Гортензия, напротив, явственно обрадовалась. Не произнесла ни слова, дабы не выказать злорадства, но так и сияла от удовольствия. Наконец-то победа была близка. У нее ушли годы на то, чтобы уговорить отца продать свою дочь-полукровку. Гортензии удалось добиться своего, и теперь, согласно ее понятиям, она обязана была отреагировать на свою победу со всей должной деликатностью. Удовлетворение свое она выказала лишь подспудно: оживленностью взгляда, нотками голоса, стремительностью движений. Решение принято, говорить больше не о чем.

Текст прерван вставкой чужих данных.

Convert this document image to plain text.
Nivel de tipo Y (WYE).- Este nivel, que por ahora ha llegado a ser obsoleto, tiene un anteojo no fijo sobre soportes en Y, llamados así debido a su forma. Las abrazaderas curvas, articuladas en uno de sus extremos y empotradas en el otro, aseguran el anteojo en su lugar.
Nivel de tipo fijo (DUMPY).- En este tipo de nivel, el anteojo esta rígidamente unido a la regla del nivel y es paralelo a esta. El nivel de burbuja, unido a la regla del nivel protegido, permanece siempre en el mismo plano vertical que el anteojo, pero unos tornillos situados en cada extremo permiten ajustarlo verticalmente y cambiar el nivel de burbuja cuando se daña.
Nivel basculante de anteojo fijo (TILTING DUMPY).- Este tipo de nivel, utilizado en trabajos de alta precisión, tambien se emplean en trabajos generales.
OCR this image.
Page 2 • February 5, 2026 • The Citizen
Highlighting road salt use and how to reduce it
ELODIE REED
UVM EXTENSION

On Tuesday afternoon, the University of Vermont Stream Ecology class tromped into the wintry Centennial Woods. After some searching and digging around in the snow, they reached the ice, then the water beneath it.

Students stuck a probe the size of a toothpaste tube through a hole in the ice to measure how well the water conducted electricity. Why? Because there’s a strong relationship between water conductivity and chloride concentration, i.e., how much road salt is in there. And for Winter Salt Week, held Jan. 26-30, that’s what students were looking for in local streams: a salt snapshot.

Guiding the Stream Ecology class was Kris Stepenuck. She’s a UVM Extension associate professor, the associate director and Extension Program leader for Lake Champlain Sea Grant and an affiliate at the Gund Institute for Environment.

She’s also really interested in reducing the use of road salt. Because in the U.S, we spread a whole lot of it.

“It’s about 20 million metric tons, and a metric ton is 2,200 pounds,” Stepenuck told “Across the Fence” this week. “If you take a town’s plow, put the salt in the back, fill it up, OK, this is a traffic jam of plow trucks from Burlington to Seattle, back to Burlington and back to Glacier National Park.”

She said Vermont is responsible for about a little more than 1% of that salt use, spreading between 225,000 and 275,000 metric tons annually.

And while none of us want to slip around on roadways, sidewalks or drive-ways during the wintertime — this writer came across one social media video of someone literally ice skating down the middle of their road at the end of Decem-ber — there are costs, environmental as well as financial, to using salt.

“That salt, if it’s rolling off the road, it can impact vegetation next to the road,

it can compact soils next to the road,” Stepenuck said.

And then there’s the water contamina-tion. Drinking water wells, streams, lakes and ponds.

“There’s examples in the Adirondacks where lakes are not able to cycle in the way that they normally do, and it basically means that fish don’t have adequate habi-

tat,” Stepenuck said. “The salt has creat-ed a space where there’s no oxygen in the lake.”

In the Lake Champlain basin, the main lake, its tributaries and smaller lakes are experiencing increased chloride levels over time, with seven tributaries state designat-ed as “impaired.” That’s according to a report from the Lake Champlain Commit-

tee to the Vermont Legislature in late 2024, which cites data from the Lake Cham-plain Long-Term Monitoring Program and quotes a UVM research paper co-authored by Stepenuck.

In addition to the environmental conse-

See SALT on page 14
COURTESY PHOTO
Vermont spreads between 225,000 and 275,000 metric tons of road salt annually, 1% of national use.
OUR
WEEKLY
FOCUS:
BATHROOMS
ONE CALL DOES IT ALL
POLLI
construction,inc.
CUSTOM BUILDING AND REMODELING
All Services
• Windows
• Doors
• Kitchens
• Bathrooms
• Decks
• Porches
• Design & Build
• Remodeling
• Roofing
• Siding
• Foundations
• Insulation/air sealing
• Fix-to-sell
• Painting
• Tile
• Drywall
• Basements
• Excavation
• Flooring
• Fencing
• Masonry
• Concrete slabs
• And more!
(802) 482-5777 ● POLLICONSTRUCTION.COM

Как всегда, после того как разлили по бокалам мадеру и зажгли сигары, Гортензия взяла книгу, которую читала нам каждый вечер. По ее заверениям, книга была в Европе в большой моде. Гортензия начала читать с того места, где Виктор Франкенштейн взбирается на ледник Монтанвер:
— «Увы! — читала она. — Почему человек так гордится чувствами, возвышающими его над животными? Они лишь умножают число наших нужд. Если бы наши чувства ограничивались голодом, жаждой и похотью, мы были бы почти свободны; а сейчас мы подвластны каждому дуновению ветра, каждому случайному слову или воспоминанию, которое это слово в нас вызывает».
Она продолжила:
— «Мы можем спать — и мучиться во сне, // Мы можем встать — и пустяком терзаться, // Мы можем тосковать наедине,// Махнуть на все рукою, развлекаться, — // Всего проходит краткая пора, // И все возьмет таинственная чаща; // Сегодня не похоже на вчера, // И лишь Изменчивость непреходяща»[3].
В тот вечер, таща свою тушу мимо двери в покои Дезире, я заметил, что она приоткрыта. Услышал тихие голоса, осторожно заглянул в щель и увидел, что мать Жанны Берта стоит на коленях рядом с сидящим Дезире и со слезами умоляет его не продавать Жанну. Он нежно гладил ее по голове.
— Ну-ну, — приговаривал он. — Ну-ну.
На следующий день вечером — прислуживали нам и Жанна, и Берта — Дезире объявил, что решил продать не только Жанну, но и Берту. Вновь юная Жанна не выдала своих чувств, мать же ее подхватила подол юбки и убежала в слезах. Ее безутешные рыдания не смолкали много часов, пока среди ночи не раздался громовой голос Дезире: он приказал отвести Берту в подпольную темницу и заковать в наручники, чтобы он мог спокойно поспать.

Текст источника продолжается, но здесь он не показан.